If the memory will not pass Memtest86 for four passes when it IS at the stock default non-XMP configuration, even after a minor bump in voltage, then there is likely something physically wrong with one or more of the memory modules and I'd recommend running Memtest on each individual module, separately, to determine which module is causing the issue. If you find a single module that is faulty you should contact the seller or the memory manufacturer and have them replace the memory as a SET. Memory comes matched for a reason as I made clear earlier and if you let them replace only one module rather than the entire set you are back to using unmatched memory which is an open door for problems with incompatible memory.
Be aware that you SHOULD run Memtest86 to test the memory at the default, non-XMP, non-custom profile settings BEFORE ever making any changes to the memory configuration so that you will know if the problem is a setting or is a physical problem with the memory.
Remove any overclocking software. (bug: very common for MSI afterburner to be installed multiple times)
go into windows control panel device manager and disable all high definition sound devices that do not have speakers connected.
if your motherboard has a realtek sound built in, go to the motherboard vendors website and update the motherboard sound driver.
(known bug in certain versions of realtek sound driver that will respond to GPU sound driver request and overflow the GPU stack
and hang the GPU.
if you can not figure out the problem, then you need to google How to force a windows memory dump using the keyboard.
make the registry change, change the memory dump type to kernel. Let the system run and attempt to force the memory dump on the hung system. if you can get a memory dump I can take a quick look and see why the system hung.
you can even force the dump on a working system and sometimes I can see the problem before the system crashes by looking at the memory dump in the windows debugger.
I can think of a bunch more potential causes but it is just faster to look at a kernel memory dump to see what is wrong.
edit: power problem/ overheating problem can trigger the motherboard protection circuits to reset your CPU.
basically, you see a graphics pause, then a black screen or the system restarting depending on what power supply you have.
better supplies will put a longer delay before the reboot.
if the system has been working ok for a long time. I look for overheating problems and blow the dust out of all of the fans. CPU, GPU and PSU.
(assuming you have not installed overclocking drivers) the bug with the msi overclocking drivers is they changed the install directory over the years and the new driver does not uninstall the old driver. I have seen systems that had 4 copies running. each copy makes a minor overclock change that would not be detected. IE 1 to 2 % increase in some clock rate but each copy takes a wack at the frequency and it ends up not conforming to the specs of the electronics and you get hangs.

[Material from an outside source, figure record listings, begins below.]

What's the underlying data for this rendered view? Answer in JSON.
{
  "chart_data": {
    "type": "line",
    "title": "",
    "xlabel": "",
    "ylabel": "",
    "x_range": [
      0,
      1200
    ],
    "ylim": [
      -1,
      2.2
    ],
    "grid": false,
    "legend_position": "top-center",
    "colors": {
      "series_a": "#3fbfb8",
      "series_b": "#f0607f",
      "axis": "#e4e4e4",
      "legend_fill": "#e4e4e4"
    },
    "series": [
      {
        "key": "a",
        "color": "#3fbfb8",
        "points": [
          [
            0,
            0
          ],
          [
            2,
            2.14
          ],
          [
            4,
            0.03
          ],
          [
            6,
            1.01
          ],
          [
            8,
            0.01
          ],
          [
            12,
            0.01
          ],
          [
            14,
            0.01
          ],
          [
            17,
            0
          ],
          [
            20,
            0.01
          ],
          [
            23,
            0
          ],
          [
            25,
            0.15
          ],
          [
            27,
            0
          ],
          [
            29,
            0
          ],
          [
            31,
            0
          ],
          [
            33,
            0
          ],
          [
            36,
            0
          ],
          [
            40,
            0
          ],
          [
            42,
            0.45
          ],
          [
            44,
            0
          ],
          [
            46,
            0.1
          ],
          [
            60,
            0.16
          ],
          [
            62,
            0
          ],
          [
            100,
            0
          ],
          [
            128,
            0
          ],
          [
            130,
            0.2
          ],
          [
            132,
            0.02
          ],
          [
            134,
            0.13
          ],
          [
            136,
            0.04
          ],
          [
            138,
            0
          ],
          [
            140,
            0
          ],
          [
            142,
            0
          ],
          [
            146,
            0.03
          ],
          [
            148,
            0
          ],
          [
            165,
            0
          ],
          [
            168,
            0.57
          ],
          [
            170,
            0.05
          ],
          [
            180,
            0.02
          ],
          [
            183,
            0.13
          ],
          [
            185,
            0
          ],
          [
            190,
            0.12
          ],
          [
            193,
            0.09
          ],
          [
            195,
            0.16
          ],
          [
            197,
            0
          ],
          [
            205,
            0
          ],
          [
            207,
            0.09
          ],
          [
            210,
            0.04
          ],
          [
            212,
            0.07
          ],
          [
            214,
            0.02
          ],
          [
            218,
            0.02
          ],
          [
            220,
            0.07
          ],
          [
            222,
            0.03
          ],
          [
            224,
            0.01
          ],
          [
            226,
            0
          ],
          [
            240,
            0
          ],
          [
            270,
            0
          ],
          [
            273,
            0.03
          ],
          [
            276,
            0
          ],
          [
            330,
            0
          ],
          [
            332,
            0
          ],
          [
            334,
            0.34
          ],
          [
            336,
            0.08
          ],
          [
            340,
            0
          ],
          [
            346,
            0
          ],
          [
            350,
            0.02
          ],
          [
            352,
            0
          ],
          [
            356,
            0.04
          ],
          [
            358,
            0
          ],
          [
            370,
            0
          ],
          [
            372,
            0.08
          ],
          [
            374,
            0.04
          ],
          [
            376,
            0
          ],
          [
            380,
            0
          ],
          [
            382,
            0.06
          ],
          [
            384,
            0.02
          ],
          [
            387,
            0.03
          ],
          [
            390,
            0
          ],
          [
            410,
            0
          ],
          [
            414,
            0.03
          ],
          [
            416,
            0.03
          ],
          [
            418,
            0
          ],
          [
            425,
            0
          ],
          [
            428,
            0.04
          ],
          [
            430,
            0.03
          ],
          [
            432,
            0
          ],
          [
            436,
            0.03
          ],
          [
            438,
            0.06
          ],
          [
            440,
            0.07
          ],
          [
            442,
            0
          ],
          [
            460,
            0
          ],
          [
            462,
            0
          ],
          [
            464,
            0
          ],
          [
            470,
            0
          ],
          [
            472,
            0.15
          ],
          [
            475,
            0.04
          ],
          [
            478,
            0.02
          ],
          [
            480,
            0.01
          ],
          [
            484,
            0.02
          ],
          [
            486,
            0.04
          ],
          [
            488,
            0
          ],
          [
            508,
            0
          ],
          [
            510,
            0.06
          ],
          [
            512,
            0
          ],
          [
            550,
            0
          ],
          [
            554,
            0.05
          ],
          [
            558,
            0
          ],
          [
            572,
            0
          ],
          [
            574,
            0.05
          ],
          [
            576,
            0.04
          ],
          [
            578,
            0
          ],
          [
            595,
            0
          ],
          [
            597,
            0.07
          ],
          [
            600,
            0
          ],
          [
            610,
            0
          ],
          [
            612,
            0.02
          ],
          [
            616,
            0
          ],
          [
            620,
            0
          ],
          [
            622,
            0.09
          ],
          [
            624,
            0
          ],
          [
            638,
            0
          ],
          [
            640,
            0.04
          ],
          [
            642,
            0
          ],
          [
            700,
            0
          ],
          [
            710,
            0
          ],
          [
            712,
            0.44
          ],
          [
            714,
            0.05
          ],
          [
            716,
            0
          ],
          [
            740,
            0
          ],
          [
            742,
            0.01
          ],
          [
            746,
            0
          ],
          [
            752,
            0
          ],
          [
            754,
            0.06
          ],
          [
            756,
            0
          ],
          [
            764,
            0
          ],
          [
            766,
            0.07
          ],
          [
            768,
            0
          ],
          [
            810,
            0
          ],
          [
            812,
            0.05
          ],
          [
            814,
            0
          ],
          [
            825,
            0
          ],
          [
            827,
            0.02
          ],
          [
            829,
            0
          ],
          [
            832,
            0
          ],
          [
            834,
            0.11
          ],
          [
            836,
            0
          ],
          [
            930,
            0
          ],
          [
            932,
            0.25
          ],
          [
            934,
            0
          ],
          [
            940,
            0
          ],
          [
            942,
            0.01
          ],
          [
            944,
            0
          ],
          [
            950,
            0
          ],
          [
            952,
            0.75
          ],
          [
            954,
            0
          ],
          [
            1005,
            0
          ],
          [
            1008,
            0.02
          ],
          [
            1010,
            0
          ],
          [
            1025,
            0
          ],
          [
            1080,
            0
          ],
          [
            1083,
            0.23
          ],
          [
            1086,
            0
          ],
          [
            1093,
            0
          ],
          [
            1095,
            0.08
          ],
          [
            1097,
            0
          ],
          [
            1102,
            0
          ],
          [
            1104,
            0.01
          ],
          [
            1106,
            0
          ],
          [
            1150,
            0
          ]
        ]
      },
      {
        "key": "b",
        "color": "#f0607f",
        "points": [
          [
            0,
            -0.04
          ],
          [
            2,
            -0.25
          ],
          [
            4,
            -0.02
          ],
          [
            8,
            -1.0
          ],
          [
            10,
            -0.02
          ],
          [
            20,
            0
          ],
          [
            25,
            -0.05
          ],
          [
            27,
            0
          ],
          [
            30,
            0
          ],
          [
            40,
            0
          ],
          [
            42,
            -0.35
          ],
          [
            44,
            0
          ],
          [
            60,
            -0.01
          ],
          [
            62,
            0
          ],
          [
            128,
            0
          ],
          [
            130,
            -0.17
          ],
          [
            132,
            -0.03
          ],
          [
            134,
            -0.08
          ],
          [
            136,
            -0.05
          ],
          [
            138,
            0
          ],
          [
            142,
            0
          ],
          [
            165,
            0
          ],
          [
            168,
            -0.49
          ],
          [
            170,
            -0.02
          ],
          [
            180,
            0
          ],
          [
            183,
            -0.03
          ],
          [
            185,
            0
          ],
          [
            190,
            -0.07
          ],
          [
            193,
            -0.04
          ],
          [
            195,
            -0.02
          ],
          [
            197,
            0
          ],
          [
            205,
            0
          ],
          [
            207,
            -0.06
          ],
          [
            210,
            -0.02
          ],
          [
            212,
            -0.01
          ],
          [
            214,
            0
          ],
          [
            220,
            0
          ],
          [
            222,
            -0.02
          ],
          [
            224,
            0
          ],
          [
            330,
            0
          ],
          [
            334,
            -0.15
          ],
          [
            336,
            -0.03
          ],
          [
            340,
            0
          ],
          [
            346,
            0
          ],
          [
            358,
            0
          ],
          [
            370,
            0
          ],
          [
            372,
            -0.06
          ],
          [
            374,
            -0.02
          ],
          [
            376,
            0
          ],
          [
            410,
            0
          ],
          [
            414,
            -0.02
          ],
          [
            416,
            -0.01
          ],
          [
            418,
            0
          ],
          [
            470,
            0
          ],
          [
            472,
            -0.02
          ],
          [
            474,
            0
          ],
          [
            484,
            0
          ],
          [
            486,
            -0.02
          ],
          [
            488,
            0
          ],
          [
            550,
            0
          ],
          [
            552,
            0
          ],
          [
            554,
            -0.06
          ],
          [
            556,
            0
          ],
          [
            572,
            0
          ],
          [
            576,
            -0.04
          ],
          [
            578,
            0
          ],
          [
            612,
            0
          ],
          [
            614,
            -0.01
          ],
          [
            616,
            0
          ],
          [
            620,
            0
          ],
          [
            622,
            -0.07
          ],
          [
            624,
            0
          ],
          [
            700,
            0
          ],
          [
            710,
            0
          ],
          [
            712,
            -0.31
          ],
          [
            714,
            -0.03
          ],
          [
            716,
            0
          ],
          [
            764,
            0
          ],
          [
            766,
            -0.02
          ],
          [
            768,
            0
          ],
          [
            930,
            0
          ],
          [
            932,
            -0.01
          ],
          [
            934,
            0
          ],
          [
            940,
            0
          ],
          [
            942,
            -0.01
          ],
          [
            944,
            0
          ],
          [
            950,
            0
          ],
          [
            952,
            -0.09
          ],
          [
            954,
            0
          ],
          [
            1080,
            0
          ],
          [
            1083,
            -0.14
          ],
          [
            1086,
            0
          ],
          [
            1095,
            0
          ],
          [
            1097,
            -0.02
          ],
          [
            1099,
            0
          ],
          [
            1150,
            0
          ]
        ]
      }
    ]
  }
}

Okay so been a few days ordered a new PSU but in the time it took for that to get shipped the crashing has stopped I have done nothing to make it stop it just suddenly didn't happen anymore. Will still keep this open incase it begins again
Have any Windows updates been installed between the time it was crashing and the time it wasn't, that you know of? Because it wouldn't be the first time we've seen crashing problems resolved by a Windows update. Often it simply updates in the background and you don't even know it so you might have to actually open Windows update and look at the list of installed updates (Update history) to check dates and see if something was changed.